L’ultimo regalo che ricevetti da Gilberto fu un magnifico pappagallo variopinto,
fatto di piume colorate, con gli occhi vitrei ed un gran becco giallo.
Un meccanismo a molla lo lanciava nel vuoto ed esso volava nell’aria con movimenti
ampi e circolari planando dolcemente al suolo.

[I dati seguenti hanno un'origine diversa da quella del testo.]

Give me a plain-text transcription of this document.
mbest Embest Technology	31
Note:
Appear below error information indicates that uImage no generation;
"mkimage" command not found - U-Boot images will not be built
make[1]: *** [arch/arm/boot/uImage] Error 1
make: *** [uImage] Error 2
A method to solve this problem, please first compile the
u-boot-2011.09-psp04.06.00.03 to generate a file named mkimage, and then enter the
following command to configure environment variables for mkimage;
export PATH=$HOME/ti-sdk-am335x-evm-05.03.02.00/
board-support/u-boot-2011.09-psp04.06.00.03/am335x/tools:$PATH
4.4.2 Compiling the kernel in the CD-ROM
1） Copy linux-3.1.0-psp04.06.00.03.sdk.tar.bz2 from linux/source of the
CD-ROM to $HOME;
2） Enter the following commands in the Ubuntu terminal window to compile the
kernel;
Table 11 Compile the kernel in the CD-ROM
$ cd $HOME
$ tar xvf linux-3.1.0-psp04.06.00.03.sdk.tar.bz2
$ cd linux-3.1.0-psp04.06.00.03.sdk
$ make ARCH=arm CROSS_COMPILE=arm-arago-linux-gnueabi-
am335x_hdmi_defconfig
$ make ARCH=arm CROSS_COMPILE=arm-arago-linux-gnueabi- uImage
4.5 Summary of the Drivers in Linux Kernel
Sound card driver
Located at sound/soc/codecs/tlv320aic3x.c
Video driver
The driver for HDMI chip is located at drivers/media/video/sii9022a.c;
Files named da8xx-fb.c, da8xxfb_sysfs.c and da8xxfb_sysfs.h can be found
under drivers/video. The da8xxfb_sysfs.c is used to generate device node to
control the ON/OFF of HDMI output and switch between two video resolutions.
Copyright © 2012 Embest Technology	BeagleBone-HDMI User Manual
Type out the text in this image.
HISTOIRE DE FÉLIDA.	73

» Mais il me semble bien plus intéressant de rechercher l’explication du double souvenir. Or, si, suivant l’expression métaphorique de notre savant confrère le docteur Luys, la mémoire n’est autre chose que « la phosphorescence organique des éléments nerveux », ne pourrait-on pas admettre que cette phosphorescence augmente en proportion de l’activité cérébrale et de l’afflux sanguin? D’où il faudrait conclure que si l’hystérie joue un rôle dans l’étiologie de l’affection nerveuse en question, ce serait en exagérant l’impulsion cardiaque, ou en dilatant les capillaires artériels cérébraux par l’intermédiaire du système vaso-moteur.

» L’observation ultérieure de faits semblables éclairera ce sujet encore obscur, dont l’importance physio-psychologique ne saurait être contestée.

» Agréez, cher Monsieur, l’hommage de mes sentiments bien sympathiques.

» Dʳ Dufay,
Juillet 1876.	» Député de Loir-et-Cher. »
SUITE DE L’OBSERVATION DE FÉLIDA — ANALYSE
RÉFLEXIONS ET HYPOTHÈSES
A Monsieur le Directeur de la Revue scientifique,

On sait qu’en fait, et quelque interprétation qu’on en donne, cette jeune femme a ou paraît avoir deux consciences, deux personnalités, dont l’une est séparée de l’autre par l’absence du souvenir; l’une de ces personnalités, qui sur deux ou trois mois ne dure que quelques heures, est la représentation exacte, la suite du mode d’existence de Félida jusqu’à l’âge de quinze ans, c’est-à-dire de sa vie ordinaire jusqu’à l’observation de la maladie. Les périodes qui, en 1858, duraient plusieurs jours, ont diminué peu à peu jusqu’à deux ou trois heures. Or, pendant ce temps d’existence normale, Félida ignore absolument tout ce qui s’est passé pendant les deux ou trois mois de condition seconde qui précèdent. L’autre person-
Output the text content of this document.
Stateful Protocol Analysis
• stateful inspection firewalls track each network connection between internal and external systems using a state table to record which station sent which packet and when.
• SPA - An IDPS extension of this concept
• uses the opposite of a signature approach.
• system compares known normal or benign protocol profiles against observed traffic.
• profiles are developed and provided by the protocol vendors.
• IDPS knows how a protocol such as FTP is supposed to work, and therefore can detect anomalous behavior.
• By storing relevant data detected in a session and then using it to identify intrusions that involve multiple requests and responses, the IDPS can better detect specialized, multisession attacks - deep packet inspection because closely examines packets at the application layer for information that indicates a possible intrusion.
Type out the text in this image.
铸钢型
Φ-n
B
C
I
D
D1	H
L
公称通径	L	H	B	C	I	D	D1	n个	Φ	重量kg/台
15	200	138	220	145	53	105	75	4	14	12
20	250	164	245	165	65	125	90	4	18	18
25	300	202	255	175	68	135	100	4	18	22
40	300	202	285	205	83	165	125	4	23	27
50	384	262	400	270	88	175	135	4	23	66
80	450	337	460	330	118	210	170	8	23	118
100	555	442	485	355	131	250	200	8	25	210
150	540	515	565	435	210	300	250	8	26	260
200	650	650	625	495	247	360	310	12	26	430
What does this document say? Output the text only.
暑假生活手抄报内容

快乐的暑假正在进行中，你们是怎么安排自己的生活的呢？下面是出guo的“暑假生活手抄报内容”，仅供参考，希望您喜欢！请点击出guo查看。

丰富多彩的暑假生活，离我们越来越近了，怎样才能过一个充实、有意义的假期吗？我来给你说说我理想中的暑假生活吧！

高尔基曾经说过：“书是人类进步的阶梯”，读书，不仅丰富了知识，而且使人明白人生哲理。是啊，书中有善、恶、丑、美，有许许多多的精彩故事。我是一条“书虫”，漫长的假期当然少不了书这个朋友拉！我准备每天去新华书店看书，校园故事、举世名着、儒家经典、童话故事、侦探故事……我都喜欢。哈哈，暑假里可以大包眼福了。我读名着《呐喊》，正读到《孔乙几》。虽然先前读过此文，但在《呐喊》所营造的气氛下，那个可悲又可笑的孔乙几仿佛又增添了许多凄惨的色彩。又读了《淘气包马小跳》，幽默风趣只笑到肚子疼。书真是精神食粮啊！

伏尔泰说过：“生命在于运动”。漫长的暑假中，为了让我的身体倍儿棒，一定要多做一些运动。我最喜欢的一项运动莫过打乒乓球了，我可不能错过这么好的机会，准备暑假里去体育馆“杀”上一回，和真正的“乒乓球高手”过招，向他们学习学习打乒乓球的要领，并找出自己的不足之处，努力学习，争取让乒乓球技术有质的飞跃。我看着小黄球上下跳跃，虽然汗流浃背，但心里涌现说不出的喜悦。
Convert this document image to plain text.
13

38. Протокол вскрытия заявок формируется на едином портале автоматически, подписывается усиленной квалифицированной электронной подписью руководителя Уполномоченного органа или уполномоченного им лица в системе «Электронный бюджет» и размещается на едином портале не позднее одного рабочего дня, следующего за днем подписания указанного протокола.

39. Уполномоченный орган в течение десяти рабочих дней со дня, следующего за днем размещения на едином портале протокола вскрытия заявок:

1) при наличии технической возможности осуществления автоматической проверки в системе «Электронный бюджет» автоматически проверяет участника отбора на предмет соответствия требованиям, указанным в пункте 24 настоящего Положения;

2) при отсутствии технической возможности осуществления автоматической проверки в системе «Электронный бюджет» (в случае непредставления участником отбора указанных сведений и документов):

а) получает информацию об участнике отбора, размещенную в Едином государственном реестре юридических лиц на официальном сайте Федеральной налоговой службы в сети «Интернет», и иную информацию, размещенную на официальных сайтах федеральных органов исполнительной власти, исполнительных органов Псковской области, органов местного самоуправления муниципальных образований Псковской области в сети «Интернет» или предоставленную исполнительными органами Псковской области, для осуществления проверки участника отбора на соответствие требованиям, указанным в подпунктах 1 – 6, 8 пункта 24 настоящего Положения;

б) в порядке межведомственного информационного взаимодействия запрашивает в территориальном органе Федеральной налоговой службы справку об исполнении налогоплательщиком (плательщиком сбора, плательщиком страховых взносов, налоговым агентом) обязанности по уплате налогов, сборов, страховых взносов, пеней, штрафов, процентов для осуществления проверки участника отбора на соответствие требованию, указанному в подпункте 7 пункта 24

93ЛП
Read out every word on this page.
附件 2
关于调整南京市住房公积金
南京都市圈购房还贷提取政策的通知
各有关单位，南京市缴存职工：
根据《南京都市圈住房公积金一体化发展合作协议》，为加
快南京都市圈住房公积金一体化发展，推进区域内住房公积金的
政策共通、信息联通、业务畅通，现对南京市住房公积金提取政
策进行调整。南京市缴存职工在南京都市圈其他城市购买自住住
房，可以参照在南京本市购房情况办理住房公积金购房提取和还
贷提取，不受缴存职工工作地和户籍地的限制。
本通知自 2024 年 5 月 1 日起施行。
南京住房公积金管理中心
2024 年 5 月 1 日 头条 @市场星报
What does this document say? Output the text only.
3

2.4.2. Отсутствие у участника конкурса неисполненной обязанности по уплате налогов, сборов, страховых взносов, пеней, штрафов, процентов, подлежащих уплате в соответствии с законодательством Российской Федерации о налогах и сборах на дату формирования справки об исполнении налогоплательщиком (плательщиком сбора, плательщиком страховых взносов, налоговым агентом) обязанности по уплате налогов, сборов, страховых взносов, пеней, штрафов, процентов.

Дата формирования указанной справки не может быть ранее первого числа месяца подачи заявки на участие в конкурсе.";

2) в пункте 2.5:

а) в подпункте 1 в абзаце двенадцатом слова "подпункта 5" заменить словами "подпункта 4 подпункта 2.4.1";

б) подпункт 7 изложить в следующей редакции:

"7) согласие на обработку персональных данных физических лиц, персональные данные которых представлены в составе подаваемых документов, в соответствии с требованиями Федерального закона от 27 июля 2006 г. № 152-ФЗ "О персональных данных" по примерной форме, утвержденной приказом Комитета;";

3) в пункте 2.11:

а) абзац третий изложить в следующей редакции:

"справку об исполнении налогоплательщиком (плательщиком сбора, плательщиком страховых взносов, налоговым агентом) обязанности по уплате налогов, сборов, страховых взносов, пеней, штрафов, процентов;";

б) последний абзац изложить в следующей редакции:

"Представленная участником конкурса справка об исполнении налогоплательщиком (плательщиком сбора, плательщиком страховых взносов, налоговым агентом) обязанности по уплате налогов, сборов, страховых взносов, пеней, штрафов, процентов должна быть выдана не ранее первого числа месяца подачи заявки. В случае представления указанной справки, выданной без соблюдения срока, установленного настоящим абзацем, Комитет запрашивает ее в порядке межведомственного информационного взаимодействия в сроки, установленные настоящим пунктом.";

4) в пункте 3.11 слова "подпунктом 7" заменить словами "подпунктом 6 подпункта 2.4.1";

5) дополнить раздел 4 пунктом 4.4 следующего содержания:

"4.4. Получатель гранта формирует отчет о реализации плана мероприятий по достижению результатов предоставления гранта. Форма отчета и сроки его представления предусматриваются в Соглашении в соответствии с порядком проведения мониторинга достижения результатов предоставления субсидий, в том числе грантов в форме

Era un piacere seguire le sue
evoluzioni ed io spendevo tutto il mio tempo libero con lui; mi esercitavo a
mandarlo sempre più in alto per prolungare il piacere di assistere ai suoi
acrobatici voli e, con lui, volava anche la mia fantasia.
Mi sentivo anch’io dotata di ali e fantasticavo di librarmi nell’aria libera e
felice: si!, ero felice con il mio pappagallino che avevo battezzato “Svolazzino”.
Svolazzino era entrato nella mia vita e, subito, era diventato il mio compagno
inseparabile: lo portavo dovunque, gli avevo creato un angolo perfino nella mia
cartella per non separarmene neanche andando a scuola.
Un giorno d’estate seguivo allegramente mia madre che si recava nella nostra cantina
a spillare il vino per il pranzo e, neanche a dirlo, la seguivo lanciando in aria
il mio Svolazzino; ero estasiata dai suoi giri concentrici e non mi accorsi che un
grosso gatto nero lo osservava con ingordigia scambiandolo per un uccello vero.
Appena il mio giocattolo preferito toccò terra, il felino affamato lo ghermì e lo
trasportò in un pianterreno attraverso un buco appositamente creato perchè i gatti
potessero introdursi e dare la caccia ai topi.
Alle mie grida disperate accorse mia madre ma, per quanto si adoperasse, non riuscì a
recuperarmi l’amato gioco. Mamma mi spiegò che quella casa era chiusa da anni perchè
i proprietari erano emigrati in America e ,pertanto, avrei dovuto rinunciare a
Svolazzino. Il mio dolore dovette apparirle così intenso che disse:” Dai, non piangere,
andiamo da Gilberto e compriamone un altro!”
Il bonario commerciante, però, li aveva venduti tutti nè io gradivo un sostituto al mio
caro Svolazzino.
Dopo qualche mese lasciai Panni per seguire, a Foggia, un regolare corso di studi che
il piccolo paese non garantiva.
Con Svolazzino si concludeva la mia fanciullezza, il periodo più spensierato e libero
della mia vita a cui ritorno spesso con accorata nostalgia.